Considerato che nella ordinanza non viene specificato il titolo di reato per il quale l'istante ha riportato la condanna all'ergastolo della cui esecuzione si tratta, nè sono esplicitamente indicati i decreti di indulto che, secondo la valutazione del remittente, sarebbero astrattamente applicabili alla fattispecie;

che il giudice a quo non precisa nemmeno se, anche prescindendosi dalla natura della pena, sussistano in ipotesi tutti i requisiti oggettivi e soggettivi ai quali normalmente i provvedimenti clemenziali subordinano l'operatività del condono;

che mancano, pertanto, i dati essenziali ai fini della valutazione della rilevanza della questione, che va conseguentemente dichiarata manifestamente inammissibile, essendo assorbita da tali rilievi l'eccezione di inammissibilità proposta, sotto altri profili, dall'Avvocatura generale dello Stato.

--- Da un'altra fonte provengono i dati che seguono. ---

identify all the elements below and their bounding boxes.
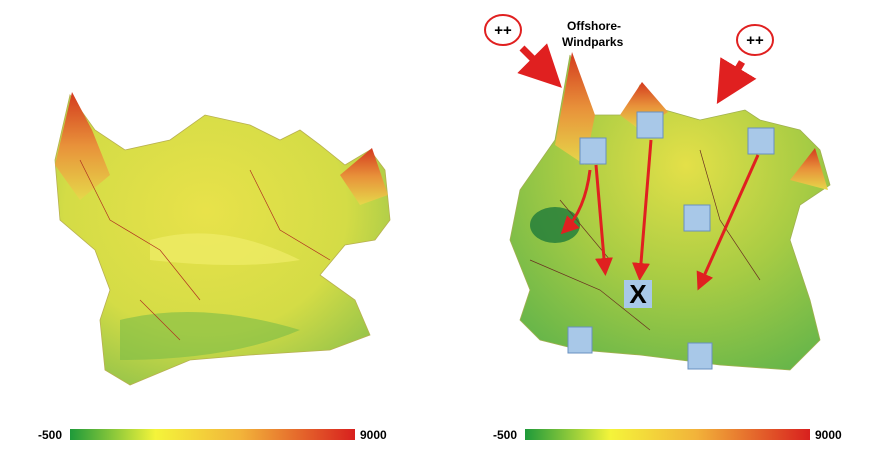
center-mark: X — [629, 279, 647, 309]
colorbar-max: 9000 — [815, 428, 842, 442]
left-map — [55, 92, 390, 385]
colorbar-min: -500 — [38, 428, 62, 442]
arrow — [522, 48, 552, 78]
marker: ++ — [494, 22, 512, 39]
figure: ++ ++ Offshore- Windparks X -500 9000 — [0, 0, 870, 444]
colorbar — [70, 429, 355, 440]
label: Windparks — [562, 35, 624, 49]
colorbar-min: -500 — [493, 428, 517, 442]
colorbar-max: 9000 — [360, 428, 387, 442]
colorbar-right: -500 9000 — [493, 428, 842, 442]
colorbar-left: -500 9000 — [38, 428, 387, 442]
marker: ++ — [746, 32, 764, 49]
arrow — [724, 62, 742, 92]
label: Offshore- — [567, 19, 621, 33]
colorbar — [525, 429, 810, 440]
right-map — [510, 52, 830, 370]
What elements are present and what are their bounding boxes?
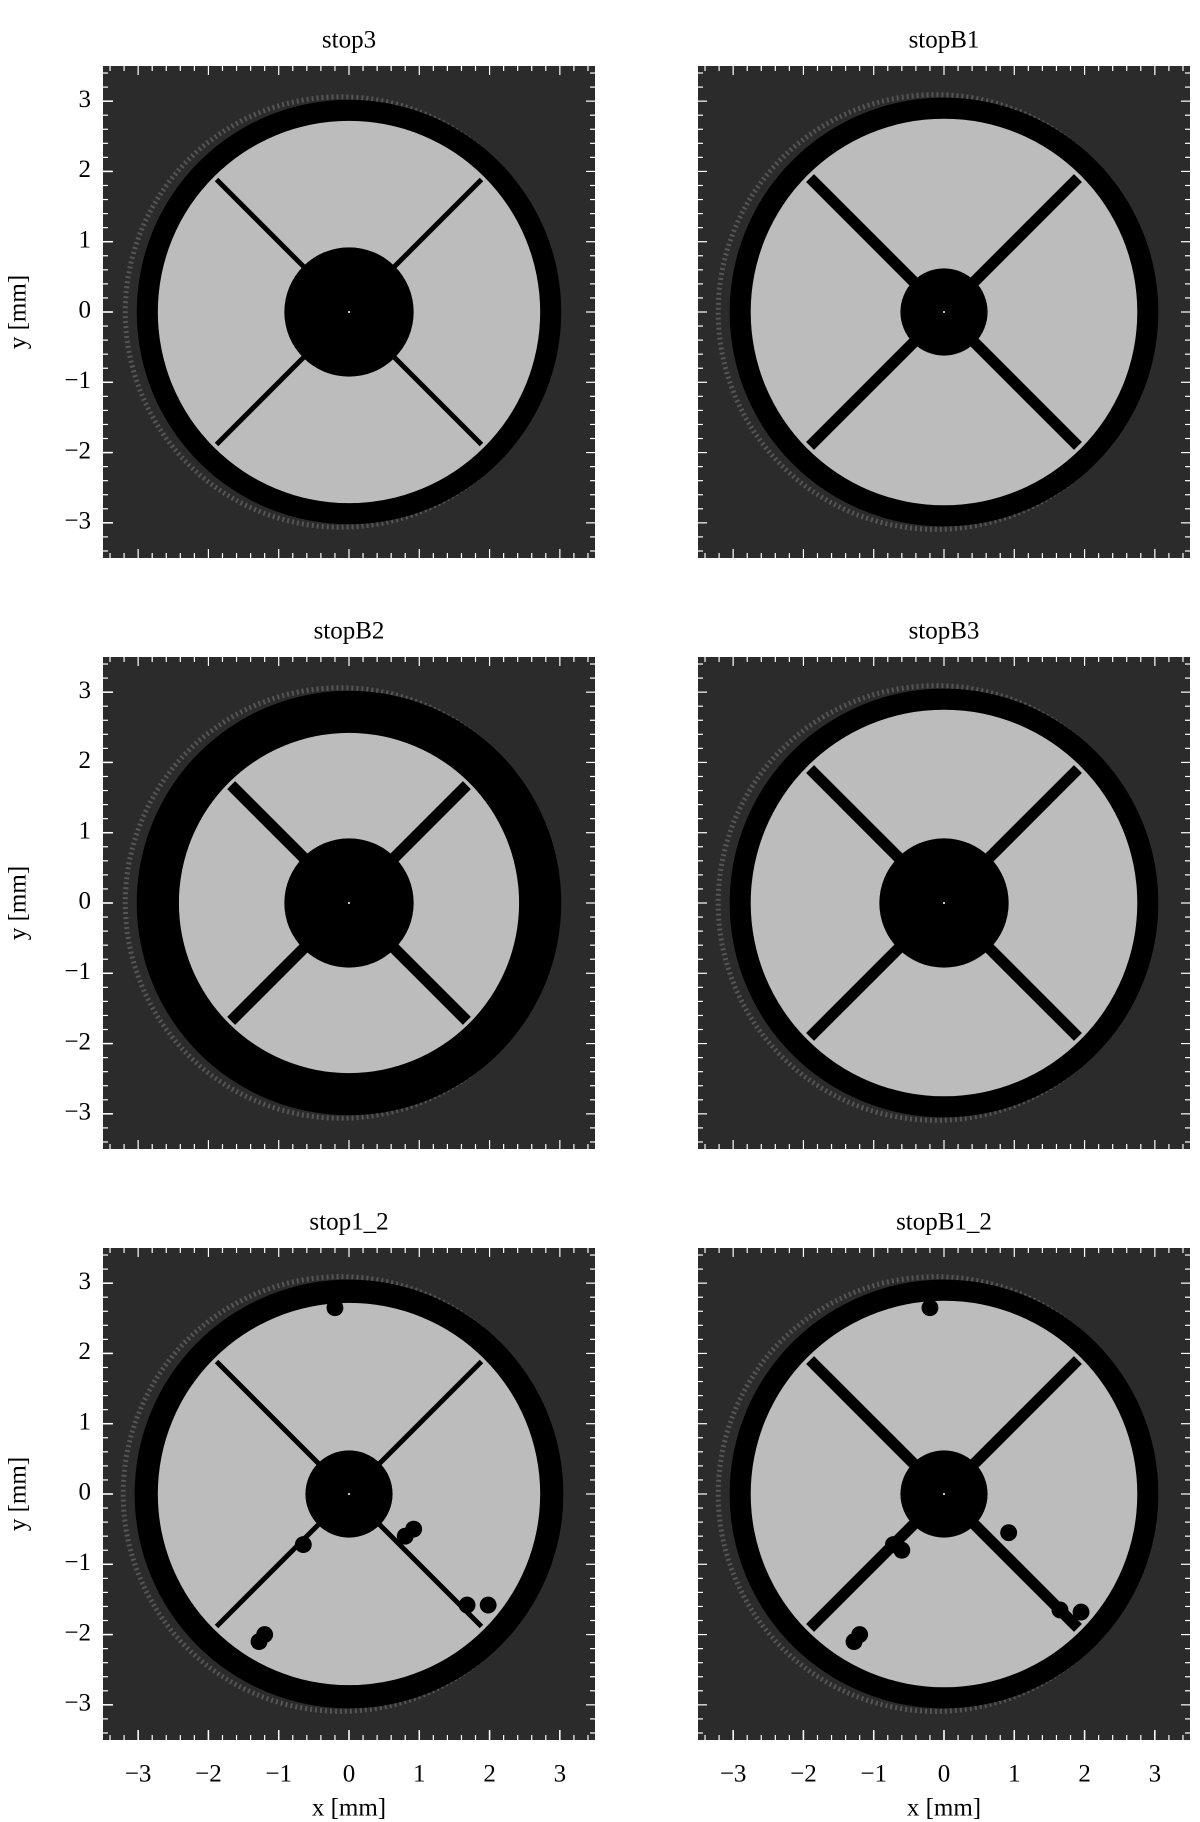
y-tick-label: −1 [64, 367, 91, 394]
pad [405, 1520, 423, 1538]
center-dot [348, 902, 350, 904]
pad [1051, 1601, 1069, 1619]
pupil-image [103, 1248, 595, 1740]
pupil-image [698, 66, 1190, 558]
pad [458, 1596, 476, 1614]
panel-title: stopB3 [909, 618, 980, 645]
center-dot [348, 1493, 350, 1495]
y-tick-label: −3 [64, 1690, 91, 1717]
panel-title: stopB1 [909, 27, 980, 54]
x-tick-label: −3 [720, 1761, 747, 1788]
x-axis-label: x [mm] [312, 1795, 386, 1822]
panel-title: stop1_2 [309, 1209, 388, 1236]
x-tick-label: −1 [860, 1761, 887, 1788]
y-tick-label: 1 [79, 1408, 92, 1435]
y-tick-label: 0 [79, 888, 92, 915]
y-tick-label: −1 [64, 958, 91, 985]
pad [851, 1626, 869, 1644]
x-tick-label: 3 [1149, 1761, 1162, 1788]
y-tick-label: 3 [79, 1268, 92, 1295]
x-tick-label: 0 [938, 1761, 951, 1788]
x-tick-label: 3 [554, 1761, 567, 1788]
y-tick-label: 2 [79, 747, 92, 774]
y-tick-label: −3 [64, 1099, 91, 1126]
pupil-image [103, 657, 595, 1149]
pad [294, 1536, 312, 1554]
y-tick-label: 3 [79, 677, 92, 704]
panel-title: stopB1_2 [896, 1209, 992, 1236]
panel-title: stopB2 [314, 618, 385, 645]
x-tick-label: −3 [125, 1761, 152, 1788]
y-tick-label: −2 [64, 1619, 91, 1646]
y-tick-label: 0 [79, 1479, 92, 1506]
y-tick-label: 1 [79, 226, 92, 253]
pad [479, 1596, 497, 1614]
panel: stopB1_2 −3 −2 −1 0 1 2 3 x [mm] [698, 1209, 1190, 1822]
panel: stop3 −3 −2 −1 0 1 2 3 y [mm] [5, 27, 595, 558]
center-dot [943, 311, 945, 313]
pad [893, 1541, 911, 1559]
y-tick-label: 2 [79, 156, 92, 183]
y-tick-label: 3 [79, 86, 92, 113]
x-tick-label: 1 [413, 1761, 426, 1788]
center-dot [943, 902, 945, 904]
pupil-image [698, 1248, 1190, 1740]
pupil-image [103, 66, 595, 558]
pad [1072, 1603, 1090, 1621]
y-tick-label: −2 [64, 1028, 91, 1055]
pad [1000, 1524, 1018, 1542]
center-dot [348, 311, 350, 313]
x-tick-label: −1 [265, 1761, 292, 1788]
panel: stopB2 −3 −2 −1 0 1 2 3 y [mm] [5, 618, 595, 1149]
y-tick-label: −3 [64, 508, 91, 535]
x-axis-label: x [mm] [907, 1795, 981, 1822]
y-axis-label: y [mm] [5, 1457, 32, 1531]
y-tick-label: 2 [79, 1338, 92, 1365]
y-tick-label: 0 [79, 297, 92, 324]
pad [256, 1626, 274, 1644]
panel: stopB3 [698, 618, 1190, 1149]
pad [921, 1299, 939, 1317]
y-tick-label: −2 [64, 437, 91, 464]
center-dot [943, 1493, 945, 1495]
panel: stop1_2 −3 −2 −1 0 1 2 3 −3 −2 −1 0 1 2 3 y [mm] x [mm] [5, 1209, 595, 1822]
pupil-image [698, 657, 1190, 1149]
y-tick-label: 1 [79, 817, 92, 844]
x-tick-label: 0 [343, 1761, 356, 1788]
x-tick-label: −2 [790, 1761, 817, 1788]
y-tick-label: −1 [64, 1549, 91, 1576]
panel-title: stop3 [322, 27, 376, 54]
x-tick-label: 1 [1008, 1761, 1021, 1788]
x-tick-label: 2 [1078, 1761, 1091, 1788]
pad [326, 1299, 344, 1317]
x-tick-label: 2 [483, 1761, 496, 1788]
y-axis-label: y [mm] [5, 275, 32, 349]
panel: stopB1 [698, 27, 1190, 558]
x-tick-label: −2 [195, 1761, 222, 1788]
y-axis-label: y [mm] [5, 866, 32, 940]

Visti gli artt. 26, secondo comma, della legge 11 marzo 1953, n. 87, e 9, secondo comma, delle norme integrative per i giudizi davanti alla Corte costituzionale.

PER QUESTI MOTIVI

LA CORTE COSTITUZIONALE

dichiara la manifesta inammissibilità della questione di legittimità costituzionale degli artt. 50, quinto comma, della legge 26 luglio 1975, n. 354 (Norme sull'ordinamento penitenziario e sulla esecuzione delle misure privative e limitative della libertà) e 176, terzo comma, del codice penale, sollevata, in riferimento agli artt. 27, terzo comma, e 3, primo e secondo comma, della Costituzione, dal Tribunale di sorveglianza di Firenze con l'ordinanza in epigrafe.

Così deciso in Roma, nella sede della Corte costituzionale, Palazzo della Consulta, il 19/07/94.

Francesco Paolo CASAVOLA, Presidente

Ugo SPAGNOLI, Redattore

Depositata in cancelleria il 27 Luglio 1994.